Pour prédire l’intensité des prochaines inondations aux Etats-Unis, des chercheurs de l’université de Tel Aviv (TAU) utilisent les antennes relais des réseaux mobiles. Selon eux, l'humidité détériore la qualité des signaux émis par les antennes lorsque les utilisateurs téléphonent ou s'envoient des messages. Du coup,"en calculant le taux d’humidité ambiante autour des antennes relais et en le comparant avec la qualité du signal émis, il est possible de construire un modèle de prédiction efficace", explique Pinhas Alpert, responsable du projet.
Une étude dans le désert
Ces donnés couplées avec la pluviométrie ont permis aux chercheurs d’améliorer les modèles prévisionnels d’alerte contre les inondations. Pour mettre au point leur technologie, les chercheurs ont réalisé des tests dans une zone inondable du désert de Judée en Israël, où le nombre d’antennes relais est assez important. Cette étude a été réalisée en partenariat avec les opérateurs israéliens Cellcom et Pelephone, qui ont fournis les données nécessaires aux mesures.

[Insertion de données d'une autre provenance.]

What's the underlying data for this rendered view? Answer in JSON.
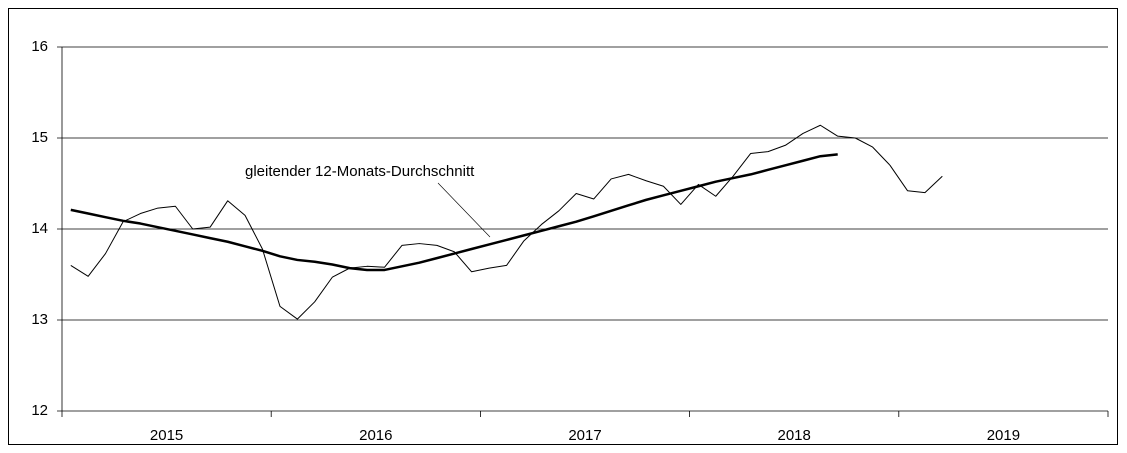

Un outil facile à déployer
Selon Pinhas Alpert, "ce nouvel outil permet d’anticiper les changements de climat". Il sera proposé aux météorologistes pour qu'ils les incorporent dans leurs modèles de prédiction de l’ampleur des inondations. Ce, afin d'anticiper d'éventuelles catastrophes et évacuer les populations. Selon ces concepteurs, cette technologie est très facile à mettre en place puisque l’infrastructure existe déjà : des centaines de milliers d'antennes sont déjà installées.